Branch dwc2013 created to be able to easily do the old-style harvest used in the portal indexing as of 2014-12-22 using
https://clojars.org/dwca-reader-clj/versions/0.8.0-SNAPSHOT
which in turn used
http://repository.gbif.org/content/repositories/snapshots/org/gbif/dwca-reader/1.9.1-SNAPSHOT/.
So, in gulo we take advantage of dwca-reader wrapper (https://github.com/VertNet/dwca-reader-clj/blob/develop/src/clj/dwca/core.clj) to the GBIF Darwin Core Reader.

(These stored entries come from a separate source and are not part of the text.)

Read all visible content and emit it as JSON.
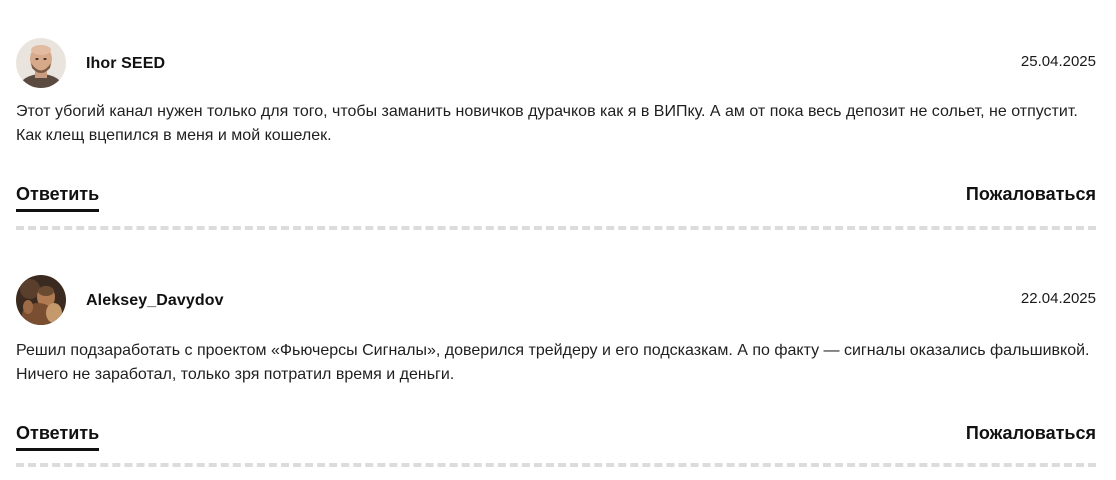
{
  "comments": [
    {
      "author": "Ihor SEED",
      "date": "25.04.2025",
      "text": "Этот убогий канал нужен только для того, чтобы заманить новичков дурачков как я в ВИПку. А ам от пока весь депозит не сольет, не отпустит. Как клещ вцепился в меня и мой кошелек.",
      "reply_label": "Ответить",
      "report_label": "Пожаловаться",
      "avatar_icon": "user-photo-bald-man"
    },
    {
      "author": "Aleksey_Davydov",
      "date": "22.04.2025",
      "text": "Решил подзаработать с проектом «Фьючерсы Сигналы», доверился трейдеру и его подсказкам. А по факту — сигналы оказались фальшивкой. Ничего не заработал, только зря потратил время и деньги.",
      "reply_label": "Ответить",
      "report_label": "Пожаловаться",
      "avatar_icon": "user-photo-painting"
    }
  ],
  "colors": {
    "text": "#1a1a1a",
    "divider": "#dcdcdc",
    "underline": "#111111"
  }
}
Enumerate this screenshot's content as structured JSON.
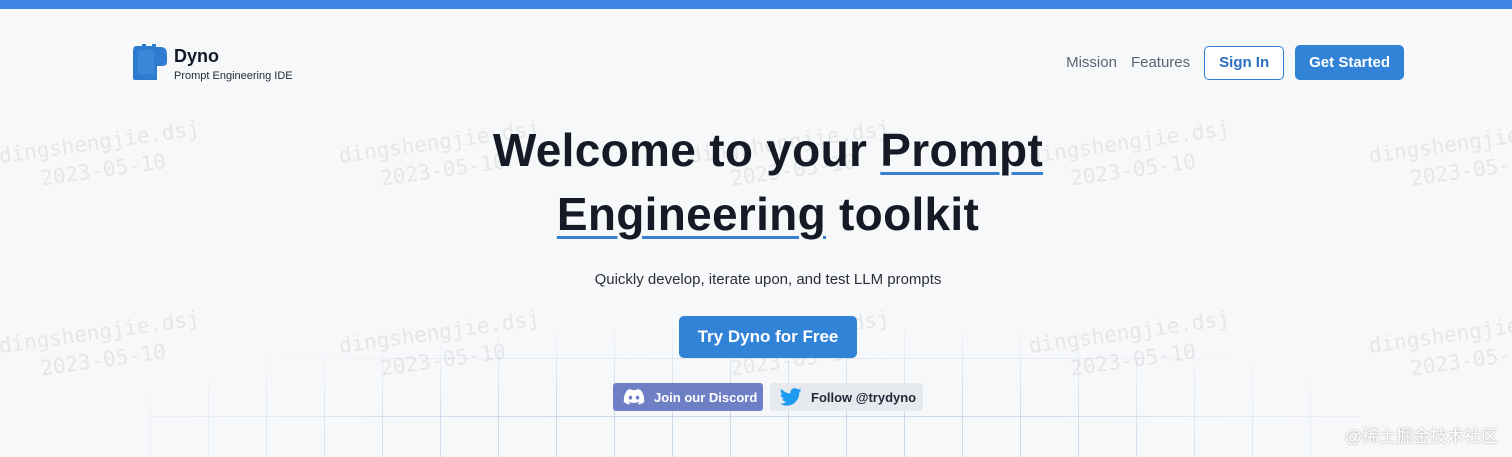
{
  "brand": {
    "name": "Dyno",
    "tagline": "Prompt Engineering IDE"
  },
  "nav": {
    "links": [
      "Mission",
      "Features"
    ],
    "sign_in": "Sign In",
    "get_started": "Get Started"
  },
  "hero": {
    "title_part1": "Welcome to your ",
    "title_highlight1": "Prompt",
    "title_highlight2": "Engineering",
    "title_part2": " toolkit",
    "subtitle": "Quickly develop, iterate upon, and test LLM prompts",
    "cta": "Try Dyno for Free"
  },
  "social": {
    "discord": "Join our Discord",
    "twitter": "Follow @trydyno"
  },
  "watermark": {
    "user": "dingshengjie.dsj",
    "date": "2023-05-10"
  },
  "corner_watermark": "@稀土掘金技术社区",
  "colors": {
    "accent": "#3183d8",
    "top_bar": "#3f86e6",
    "discord": "#6f7fc6"
  }
}
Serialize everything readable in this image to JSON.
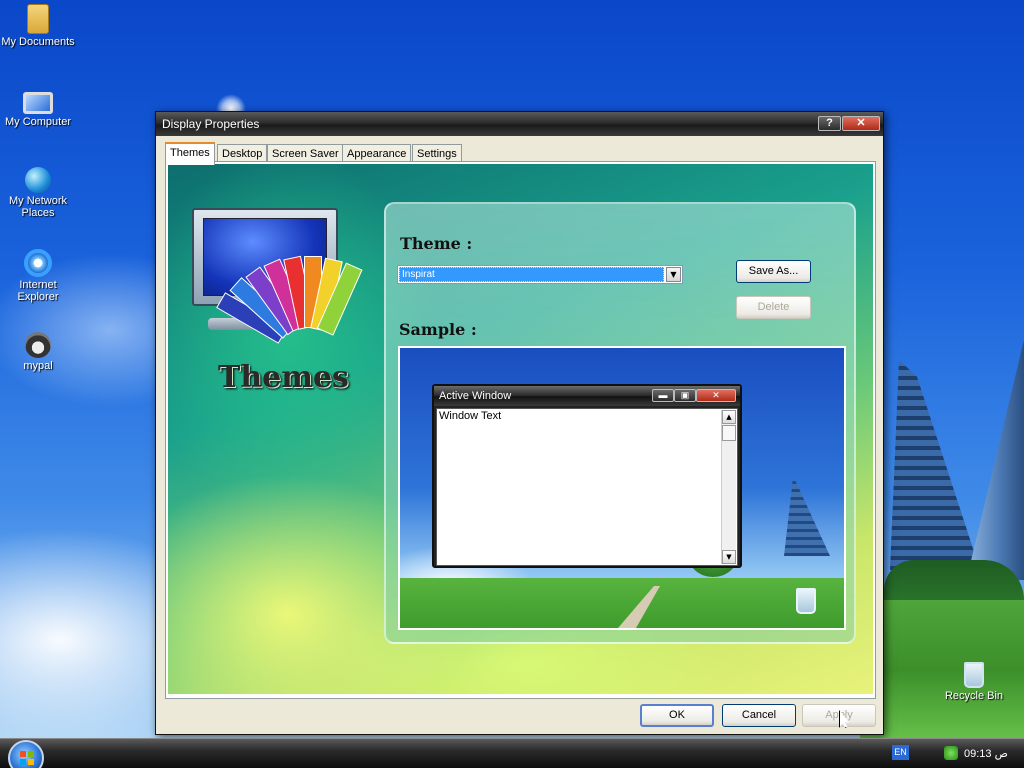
{
  "desktop": {
    "icons": [
      {
        "label": "My Documents",
        "icon": "folder-icon"
      },
      {
        "label": "My Computer",
        "icon": "computer-icon"
      },
      {
        "label": "My Network Places",
        "icon": "network-icon"
      },
      {
        "label": "Internet Explorer",
        "icon": "ie-icon"
      },
      {
        "label": "mypal",
        "icon": "mypal-icon"
      },
      {
        "label": "Recycle Bin",
        "icon": "recycle-bin-icon"
      }
    ]
  },
  "window": {
    "title": "Display Properties",
    "help_glyph": "?",
    "close_glyph": "✕",
    "tabs": [
      {
        "label": "Themes",
        "active": true
      },
      {
        "label": "Desktop"
      },
      {
        "label": "Screen Saver"
      },
      {
        "label": "Appearance"
      },
      {
        "label": "Settings"
      }
    ],
    "art_title": "Themes",
    "theme_label": "Theme :",
    "theme_selected": "Inspirat",
    "select_arrow": "▼",
    "save_as_label": "Save As...",
    "delete_label": "Delete",
    "sample_label": "Sample :",
    "sample": {
      "window_title": "Active Window",
      "window_text": "Window Text",
      "min_glyph": "▬",
      "max_glyph": "▣",
      "close_glyph": "✕",
      "scroll_up": "▲",
      "scroll_down": "▼"
    },
    "ok_label": "OK",
    "cancel_label": "Cancel",
    "apply_label": "Apply"
  },
  "taskbar": {
    "language": "EN",
    "clock": "09:13 ص"
  },
  "colors": {
    "selection": "#3399ff",
    "tab_accent": "#e68b2c",
    "close_button": "#b02a18"
  }
}
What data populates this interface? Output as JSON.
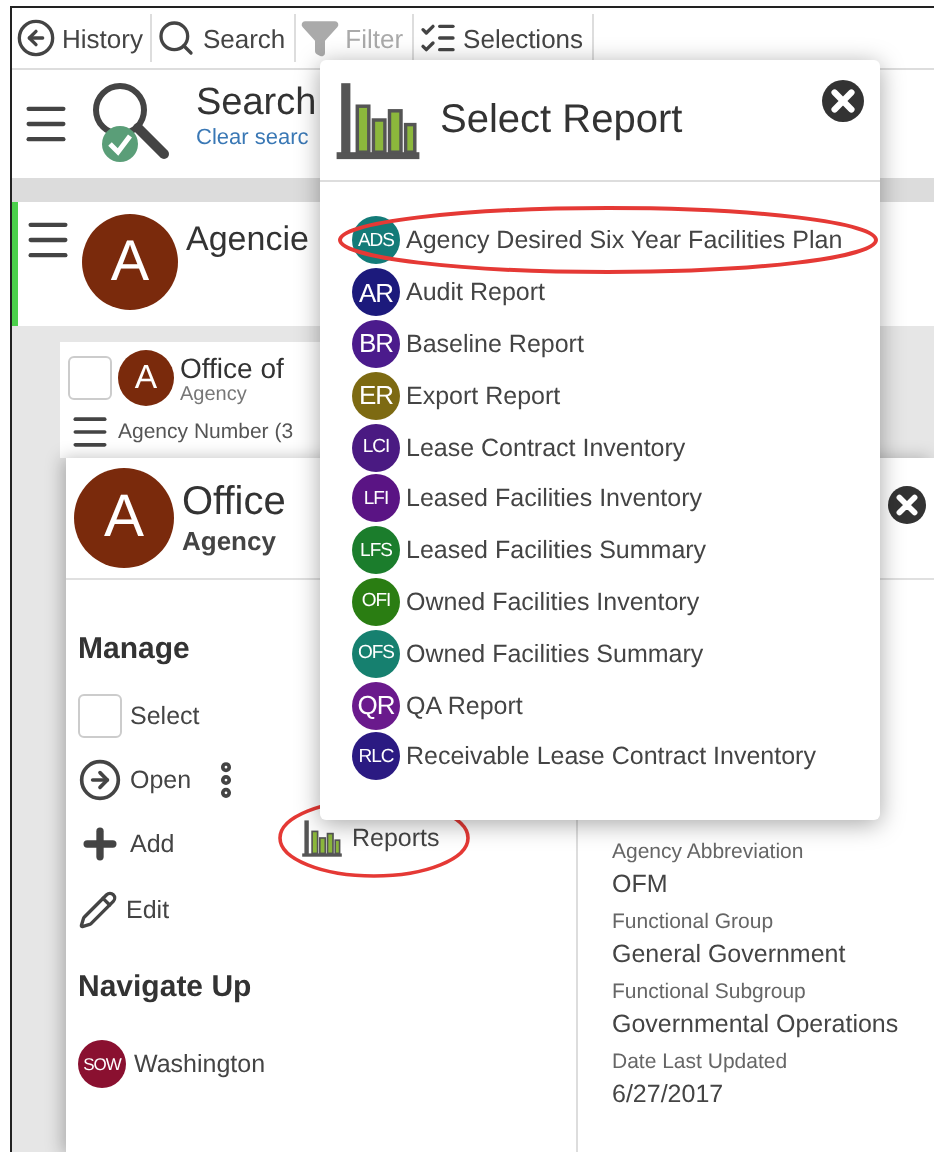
{
  "toolbar": [
    {
      "kind": "history",
      "label": "History",
      "disabled": false
    },
    {
      "kind": "search",
      "label": "Search",
      "disabled": false
    },
    {
      "kind": "filter",
      "label": "Filter",
      "disabled": true
    },
    {
      "kind": "selections",
      "label": "Selections",
      "disabled": false
    }
  ],
  "search_header": {
    "title": "Search",
    "link": "Clear searc"
  },
  "agencies_panel": {
    "avatar": "A",
    "title": "Agencie"
  },
  "list_card": {
    "avatar": "A",
    "title": "Office of",
    "subtitle": "Agency",
    "checked": false,
    "column_label": "Agency Number (3"
  },
  "detail_card": {
    "avatar": "A",
    "title": "Office",
    "subtitle": "Agency",
    "manage_heading": "Manage",
    "actions": [
      {
        "kind": "select",
        "label": "Select",
        "checked": false
      },
      {
        "kind": "open",
        "label": "Open"
      },
      {
        "kind": "add",
        "label": "Add"
      },
      {
        "kind": "edit",
        "label": "Edit"
      }
    ],
    "reports": {
      "label": "Reports",
      "highlighted": true
    },
    "navigate_heading": "Navigate Up",
    "navigate_items": [
      {
        "badge": "SOW",
        "label": "Washington"
      }
    ],
    "fields": [
      {
        "label": "Agency Abbreviation",
        "value": "OFM"
      },
      {
        "label": "Functional Group",
        "value": "General Government"
      },
      {
        "label": "Functional Subgroup",
        "value": "Governmental Operations"
      },
      {
        "label": "Date Last Updated",
        "value": "6/27/2017"
      }
    ]
  },
  "report_dialog": {
    "title": "Select Report",
    "items": [
      {
        "badge": "ADS",
        "label": "Agency Desired Six Year Facilities Plan",
        "color": "#137b78",
        "highlighted": true
      },
      {
        "badge": "AR",
        "label": "Audit Report",
        "color": "#1c1a7c",
        "highlighted": false
      },
      {
        "badge": "BR",
        "label": "Baseline Report",
        "color": "#4b1b8c",
        "highlighted": false
      },
      {
        "badge": "ER",
        "label": "Export Report",
        "color": "#7d6a12",
        "highlighted": false
      },
      {
        "badge": "LCI",
        "label": "Lease Contract Inventory",
        "color": "#4a1a82",
        "highlighted": false
      },
      {
        "badge": "LFI",
        "label": "Leased Facilities Inventory",
        "color": "#5a1484",
        "highlighted": false
      },
      {
        "badge": "LFS",
        "label": "Leased Facilities Summary",
        "color": "#1b7d2c",
        "highlighted": false
      },
      {
        "badge": "OFI",
        "label": "Owned Facilities Inventory",
        "color": "#2a7d12",
        "highlighted": false
      },
      {
        "badge": "OFS",
        "label": "Owned Facilities Summary",
        "color": "#16806f",
        "highlighted": false
      },
      {
        "badge": "QR",
        "label": "QA Report",
        "color": "#6a1a8c",
        "highlighted": false
      },
      {
        "badge": "RLC",
        "label": "Receivable Lease Contract Inventory",
        "color": "#2b1a82",
        "highlighted": false
      }
    ]
  }
}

The goal is to get gulo using the latest DwC-A code base and to get it to use the correct openArchive method from that code (see https://github.com/VertNet/gulo/issues/116). Specifically, need to:
1) Do a quick code walk through for core.clj 2) Understand how the Java is invoked 3) Update gulo to use the reader from GBIF (https://github.com/gbif/dwca-reader/) 4) Make sure the method for reading the archive is the one passing a temp directory to work in rather than the one with the archive as a single argument 5) Assure that harvest is generating Simple Darwin Core plus the info from the CartoDB resource table.